Sexual Dysfunction in Men with COPD: Impact on Quality of Life and Survival
- First Online:
- Cite this article as:
- Collins, E.G., Halabi, S., Langston, M. et al. Lung (2012) 190: 545. doi:10.1007/s00408-012-9398-4
- 620 Downloads
Most patients with chronic obstructive pulmonary disease (COPD) are middle-aged or older, and by definition all have a chronic illness. Aging and chronic illness decrease sexual interest, sexual function, and testosterone levels. To date, researchers have not simultaneously explored prevalence, risk factors, and impact of sexual dysfunctions on quality of life and survival in men with COPD. We tested three hypotheses: First, sexual dysfunctions, including erectile dysfunction, are highly prevalent and impact negatively the quality of life of those with COPD. Second, gonadal state is a predictor of erectile dysfunction. Third, erectile dysfunction, a potential maker of systemic atherosclerosis, is a risk factor for mortality in men with COPD.
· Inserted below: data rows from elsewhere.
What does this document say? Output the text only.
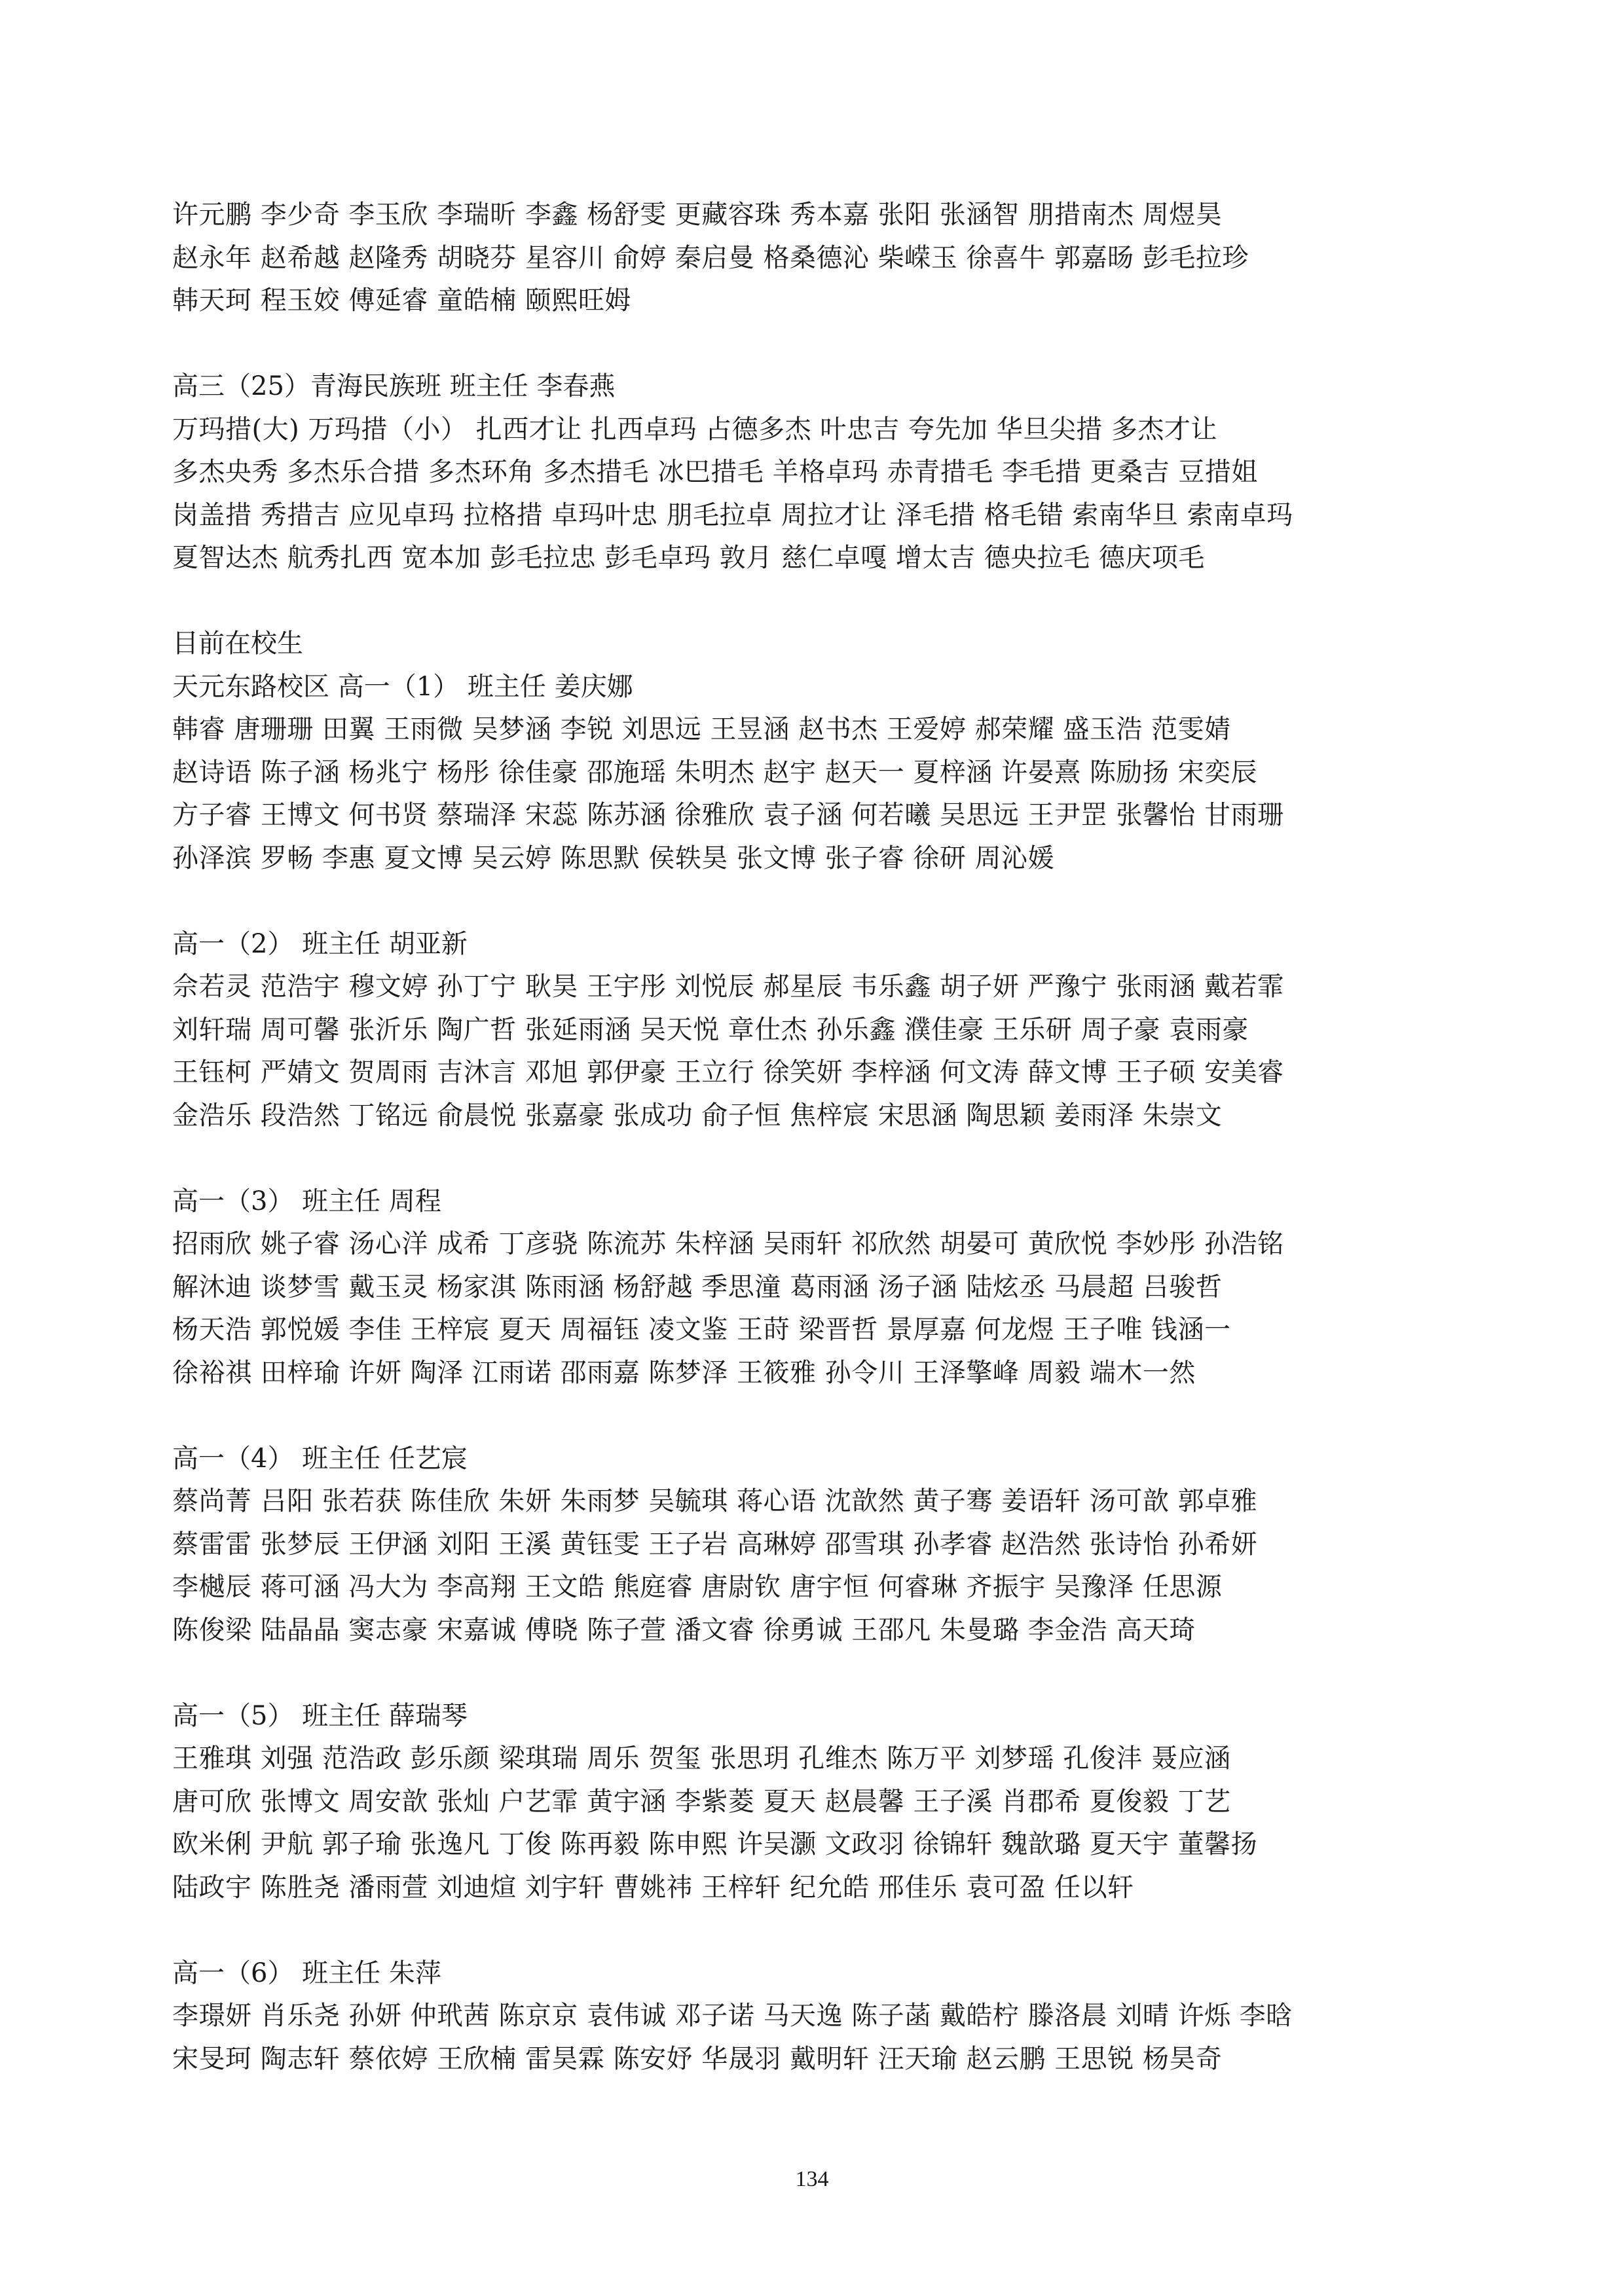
许元鹏 李少奇 李玉欣 李瑞昕 李鑫 杨舒雯 更藏容珠 秀本嘉 张阳 张涵智 朋措南杰 周煜昊
赵永年 赵希越 赵隆秀 胡晓芬 星容川 俞婷 秦启曼 格桑德沁 柴嵘玉 徐喜牛 郭嘉旸 彭毛拉珍
韩天珂 程玉姣 傅延睿 童皓楠 颐熙旺姆
高三（25）青海民族班 班主任 李春燕
万玛措(大) 万玛措（小） 扎西才让 扎西卓玛 占德多杰 叶忠吉 夸先加 华旦尖措 多杰才让
多杰央秀 多杰乐合措 多杰环角 多杰措毛 冰巴措毛 羊格卓玛 赤青措毛 李毛措 更桑吉 豆措姐
岗盖措 秀措吉 应见卓玛 拉格措 卓玛叶忠 朋毛拉卓 周拉才让 泽毛措 格毛错 索南华旦 索南卓玛
夏智达杰 航秀扎西 宽本加 彭毛拉忠 彭毛卓玛 敦月 慈仁卓嘎 增太吉 德央拉毛 德庆项毛
目前在校生
天元东路校区 高一（1） 班主任 姜庆娜
韩睿 唐珊珊 田翼 王雨微 吴梦涵 李锐 刘思远 王昱涵 赵书杰 王爱婷 郝荣耀 盛玉浩 范雯婧
赵诗语 陈子涵 杨兆宁 杨彤 徐佳豪 邵施瑶 朱明杰 赵宇 赵天一 夏梓涵 许晏熹 陈励扬 宋奕辰
方子睿 王博文 何书贤 蔡瑞泽 宋蕊 陈苏涵 徐雅欣 袁子涵 何若曦 吴思远 王尹罡 张馨怡 甘雨珊
孙泽滨 罗畅 李惠 夏文博 吴云婷 陈思默 侯轶昊 张文博 张子睿 徐研 周沁媛
高一（2） 班主任 胡亚新
佘若灵 范浩宇 穆文婷 孙丁宁 耿昊 王宇彤 刘悦辰 郝星辰 韦乐鑫 胡子妍 严豫宁 张雨涵 戴若霏
刘轩瑞 周可馨 张沂乐 陶广哲 张延雨涵 吴天悦 章仕杰 孙乐鑫 濮佳豪 王乐研 周子豪 袁雨豪
王钰柯 严婧文 贺周雨 吉沐言 邓旭 郭伊豪 王立行 徐笑妍 李梓涵 何文涛 薛文博 王子硕 安美睿
金浩乐 段浩然 丁铭远 俞晨悦 张嘉豪 张成功 俞子恒 焦梓宸 宋思涵 陶思颖 姜雨泽 朱崇文
高一（3） 班主任 周程
招雨欣 姚子睿 汤心洋 成希 丁彦骁 陈流苏 朱梓涵 吴雨轩 祁欣然 胡晏可 黄欣悦 李妙彤 孙浩铭
解沐迪 谈梦雪 戴玉灵 杨家淇 陈雨涵 杨舒越 季思潼 葛雨涵 汤子涵 陆炫丞 马晨超 吕骏哲
杨天浩 郭悦媛 李佳 王梓宸 夏天 周福钰 凌文鉴 王莳 梁晋哲 景厚嘉 何龙煜 王子唯 钱涵一
徐裕祺 田梓瑜 许妍 陶泽 江雨诺 邵雨嘉 陈梦泽 王筱雅 孙令川 王泽擎峰 周毅 端木一然
高一（4） 班主任 任艺宸
蔡尚菁 吕阳 张若获 陈佳欣 朱妍 朱雨梦 吴毓琪 蒋心语 沈歆然 黄子骞 姜语轩 汤可歆 郭卓雅
蔡雷雷 张梦辰 王伊涵 刘阳 王溪 黄钰雯 王子岩 高琳婷 邵雪琪 孙孝睿 赵浩然 张诗怡 孙希妍
李樾辰 蒋可涵 冯大为 李高翔 王文皓 熊庭睿 唐尉钦 唐宇恒 何睿琳 齐振宇 吴豫泽 任思源
陈俊梁 陆晶晶 窦志豪 宋嘉诚 傅晓 陈子萱 潘文睿 徐勇诚 王邵凡 朱曼璐 李金浩 高天琦
高一（5） 班主任 薛瑞琴
王雅琪 刘强 范浩政 彭乐颜 梁琪瑞 周乐 贺玺 张思玥 孔维杰 陈万平 刘梦瑶 孔俊沣 聂应涵
唐可欣 张博文 周安歆 张灿 户艺霏 黄宇涵 李紫菱 夏天 赵晨馨 王子溪 肖郡希 夏俊毅 丁艺
欧米俐 尹航 郭子瑜 张逸凡 丁俊 陈再毅 陈申熙 许吴灏 文政羽 徐锦轩 魏歆璐 夏天宇 董馨扬
陆政宇 陈胜尧 潘雨萱 刘迪煊 刘宇轩 曹姚祎 王梓轩 纪允皓 邢佳乐 袁可盈 任以轩
高一（6） 班主任 朱萍
李璟妍 肖乐尧 孙妍 仲玳茜 陈京京 袁伟诚 邓子诺 马天逸 陈子菡 戴皓柠 滕洛晨 刘晴 许烁 李晗
宋旻珂 陶志轩 蔡依婷 王欣楠 雷昊霖 陈安妤 华晟羽 戴明轩 汪天瑜 赵云鹏 王思锐 杨昊奇
134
In this prospective study, sexuality was assessed in 90 men with moderate-to-severe COPD (40 hypogonadal) by questionnaire. Testosterone levels, comorbidities, dyspnea, depressive symptoms, and survival (4.8 years median follow-up) were recorded.
Seventy-four percent of patients had at least one sexual dysfunction, with erectile dysfunction being the most common (72 %). Most were dissatisfied with their current and expected sexual function. Severity of COPD was equivalent in patients with and without erectile dysfunction. Low testosterone, depressive symptoms, and presence of partner were independently associated with erectile dysfunction. Severity of lung disease and comorbidities, but not erectile dysfunction, were independently associated with mortality (p = 0.006).
Sexual dysfunctions, including erectile dysfunction, were highly prevalent and had a negative impact on quality of life in men with COPD. In addition, gonadal state was an independent predictor of erectile dysfunction. Finally, erectile dysfunction was not associated with all-cause mortality.